The Platte Perspective

"If there is any one secret of success, it lies in the ability to get the other person's point of view and see things from that person's angle as well as from your own."

Thursday, July 15, 2010

Showing up isn't good enough

Woody Allen once said that 80 percent of life is showing up. While Allen was a part of some good movies, it’s hard to imagine his famous quote to be truly applicable, especially in regards to the poor economic situation we find ourselves.

“Jobs, jobs, jobs” is the message we hear both locally and nationally as the way to economic recovery. With the latest national unemployment rate at 9.5% and an irregular pattern of people entering and exiting the workplace, it’s hard to say when the key statistic will show satisfactory signs of improvement. This comes at a difficult time because as easy as it is to say there need to be more jobs, we’re also going through a transition requiring a change of focus. In the future, successful results will rely not on how hard we work, but how smart we work and the ideas we can generate.

Companies are continually trying to produce products and provide their services as efficiently as possible while maintain a certain level of quality. It’s nothing new; you can look at most manufactured goods over the past century to see the gradual decline of manpower needed to produce it. Advances in technology make it a fact of life. Why have three employees when one can do the job just as good or even the possibility of none with the assistance of a computer?

Most people would agree these are good things and a sign of our advancement as a productive society. Good for capitalism as it increases margins and leads to growth, bad for the old standard of job creation in the manufacturing sector. Lower employee needs in old industries is creating the demand for new industries to be created.

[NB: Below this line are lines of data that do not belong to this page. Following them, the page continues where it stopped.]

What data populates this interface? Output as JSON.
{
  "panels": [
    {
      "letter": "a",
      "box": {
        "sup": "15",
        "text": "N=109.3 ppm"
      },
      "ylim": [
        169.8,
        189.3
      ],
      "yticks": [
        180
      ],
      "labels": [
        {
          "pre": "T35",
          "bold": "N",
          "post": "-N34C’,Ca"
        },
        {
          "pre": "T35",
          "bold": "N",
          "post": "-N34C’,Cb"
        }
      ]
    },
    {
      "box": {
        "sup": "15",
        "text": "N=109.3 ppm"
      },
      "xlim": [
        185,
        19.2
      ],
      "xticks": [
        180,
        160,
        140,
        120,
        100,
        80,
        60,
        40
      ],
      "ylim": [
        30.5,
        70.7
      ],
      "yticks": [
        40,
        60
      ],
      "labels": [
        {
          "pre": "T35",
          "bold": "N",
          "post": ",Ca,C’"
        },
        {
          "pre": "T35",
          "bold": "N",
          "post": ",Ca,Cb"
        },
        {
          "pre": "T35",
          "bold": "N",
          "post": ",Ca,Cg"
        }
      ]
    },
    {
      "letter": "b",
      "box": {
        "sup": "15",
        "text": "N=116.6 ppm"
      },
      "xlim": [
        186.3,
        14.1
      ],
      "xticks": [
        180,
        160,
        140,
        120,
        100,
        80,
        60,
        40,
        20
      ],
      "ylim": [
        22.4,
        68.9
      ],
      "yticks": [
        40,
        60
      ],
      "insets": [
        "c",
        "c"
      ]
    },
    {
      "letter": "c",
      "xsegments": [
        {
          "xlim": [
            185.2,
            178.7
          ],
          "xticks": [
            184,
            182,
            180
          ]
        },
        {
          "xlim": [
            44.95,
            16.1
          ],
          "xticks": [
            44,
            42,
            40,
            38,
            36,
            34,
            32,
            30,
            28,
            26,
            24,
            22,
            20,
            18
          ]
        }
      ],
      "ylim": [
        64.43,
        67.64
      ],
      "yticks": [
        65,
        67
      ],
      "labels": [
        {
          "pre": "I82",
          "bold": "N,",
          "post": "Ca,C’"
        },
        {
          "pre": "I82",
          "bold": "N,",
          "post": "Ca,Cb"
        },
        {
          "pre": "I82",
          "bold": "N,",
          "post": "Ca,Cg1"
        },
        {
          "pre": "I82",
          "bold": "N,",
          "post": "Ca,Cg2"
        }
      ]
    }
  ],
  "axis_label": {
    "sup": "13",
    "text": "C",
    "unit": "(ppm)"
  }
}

We were always told when we were growing up if we worked hard and put in the hours we’d be rewarded. Although certain aspects will always ring true in terms of work ethic and attitude, it’s being efficient with our time and effective with our decisions that will really make the difference individually and as an overall economy. The creativity and flexibility to think of new and better ways to do things allows for the creation of manufacturing jobs to produce new technologies. It will also provide new jobs for the expanding service industry because no matter how advanced our technology is there are some areas where good employees are not replaceable.

It’s hard to know where the majority of jobs will come from once the economy is back to full-strength, but it’s safe to say many of them will be created through the creation of new businesses and different production lines. The entrepreneurial spirit that is so unique about America will be what eventually puts the unemployed back to work. Traditional employment centers have adjusted to lay-offs they were forced to make, but they can begin to employ again, not into the same jobs as before, but in new ones they create through launching new business lines and products as an expansion of their companies and even into new industries all together. The opening of small businesses will serve job creation in much the same way.

In the end, the politicians and pundits can argue all they want about what tax breaks, incentives, or stimulus will spur these actions to take place, but the true difference will come from the ideas companies, both big and small, generate along with individual entrepreneurs that will lead to real job creation.

While there is still the need to show up, leaving the rest up to a small 20% just won’t be good enough anymore.